March 8:  History, Chastisement, Justice

READING:  THE PROPHETS by A. J. Heschel, pp. 202-281.

 

March 15:  Divine Pathos: Anger and Mercy

READING:  THE PROPHETS by A. J. Heschel, pp. 285-392.

NOTE:  NO CLASS MARCH 22 (Holy Week/Reading Week)

 

March 29:  Prophetic Experience:  Inspiration, Ecstasy, Madness?

READING:  THE PROPHETS by A. J. Heschel, pp. 393-632.

 

April 5:  Ancient Wisdom, Contemporary Echoes and Applications

READING:  THE HEBREW PROPHETS:  SELECTIONS ANNOTATED AND EXPLAINED by Rabbi Rami Shapiro (Woodstock, VT: Skylight Paths Publishing, 2004).

 

April 12:  Christian Perspectives on the Hebrew Prophets

READINGS:  THE PROPHETIC IMAGINATION, Second Edition, by Walter Brueggemann (Minneapolis:  Fortress Press, 2001), plus statements by Thomas Merton, Desmond Tutu, and others (on reserve)

 

April 19:  A Post-Holocaust Vision:  Can Dry Bones Live and Experience a Covenant of Peace?

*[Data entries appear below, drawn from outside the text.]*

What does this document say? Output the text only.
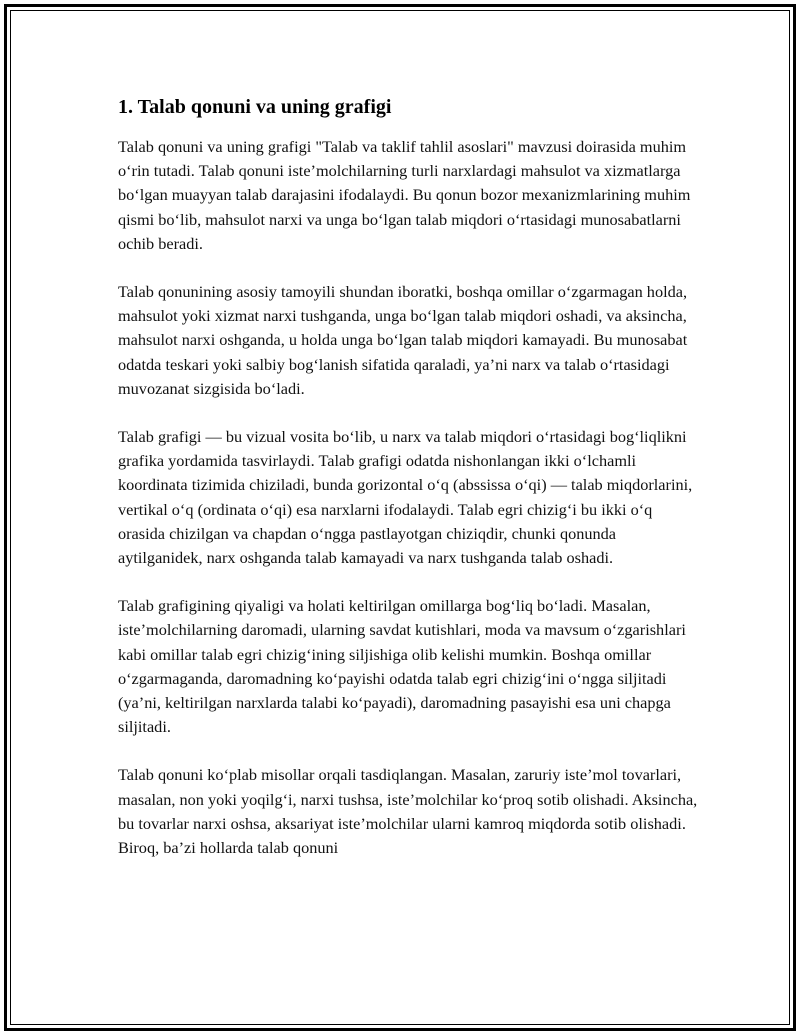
1. Talab qonuni va uning grafigi

Talab qonuni va uning grafigi "Talab va taklif tahlil asoslari" mavzusi doirasida muhim o‘rin tutadi. Talab qonuni iste’molchilarning turli narxlardagi mahsulot va xizmatlarga bo‘lgan muayyan talab darajasini ifodalaydi. Bu qonun bozor mexanizmlarining muhim qismi bo‘lib, mahsulot narxi va unga bo‘lgan talab miqdori o‘rtasidagi munosabatlarni ochib beradi.

Talab qonunining asosiy tamoyili shundan iboratki, boshqa omillar o‘zgarmagan holda, mahsulot yoki xizmat narxi tushganda, unga bo‘lgan talab miqdori oshadi, va aksincha, mahsulot narxi oshganda, u holda unga bo‘lgan talab miqdori kamayadi. Bu munosabat odatda teskari yoki salbiy bog‘lanish sifatida qaraladi, ya’ni narx va talab o‘rtasidagi muvozanat sizgisida bo‘ladi.

Talab grafigi — bu vizual vosita bo‘lib, u narx va talab miqdori o‘rtasidagi bog‘liqlikni grafika yordamida tasvirlaydi. Talab grafigi odatda nishonlangan ikki o‘lchamli koordinata tizimida chiziladi, bunda gorizontal o‘q (abssissa o‘qi) — talab miqdorlarini, vertikal o‘q (ordinata o‘qi) esa narxlarni ifodalaydi. Talab egri chizig‘i bu ikki o‘q orasida chizilgan va chapdan o‘ngga pastlayotgan chiziqdir, chunki qonunda aytilganidek, narx oshganda talab kamayadi va narx tushganda talab oshadi.

Talab grafigining qiyaligi va holati keltirilgan omillarga bog‘liq bo‘ladi. Masalan, iste’molchilarning daromadi, ularning savdat kutishlari, moda va mavsum o‘zgarishlari kabi omillar talab egri chizig‘ining siljishiga olib kelishi mumkin. Boshqa omillar o‘zgarmaganda, daromadning ko‘payishi odatda talab egri chizig‘ini o‘ngga siljitadi (ya’ni, keltirilgan narxlarda talabi ko‘payadi), daromadning pasayishi esa uni chapga siljitadi.

Talab qonuni ko‘plab misollar orqali tasdiqlangan. Masalan, zaruriy iste’mol tovarlari, masalan, non yoki yoqilg‘i, narxi tushsa, iste’molchilar ko‘proq sotib olishadi. Aksincha, bu tovarlar narxi oshsa, aksariyat iste’molchilar ularni kamroq miqdorda sotib olishadi. Biroq, ba’zi hollarda talab qonuni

READINGS:  Ezekiel/Yehezkel ch. 37; “From Death to Life” by Andre LaCocque and “Sentinel of Imminence” by Paul Ricoeur, in THINKING BIBLICALLY:  EXEGETICAL AND HERMENEUTICAL STUDIES (Chicago:  University of Chicago Press, 1998), pp. 141-183 (on reserve)

 

April 26:  Muslim Perspectives on the Hebrew Prophets

READINGS:  Selections from PROPHETS IN THE QURAN:  AN INTRODUCTION TO THE QURAN AND MUSLIM EXEGESIS, selected and translated by Brannon M. Wheeler (London and New York:  Continuum, 2002) and from READINGS IN THE QUR’AN, selected and translated by Kenneth Cragg (London: Fount Paperpacks/HarperCollins Publishers, 1995) (on reserve)

 

May 3:  Contemporary Prophetic Voices

READINGS:  Selections from YOU ARE MY WITNESS: THE LIVING WORDS OF RABBI MARSHALL T. MEYER, edited by Jane Isay (New York: St. Martin’s Press, 2004); from TESTIMONY: THE WORD MADE FRESH by Daniel Berrigan (Maryknoll, NY:  Orbis Books, 2004); and from CREDO by William Sloane Coffin (Louisville: Westminster John Knox Press, 2004).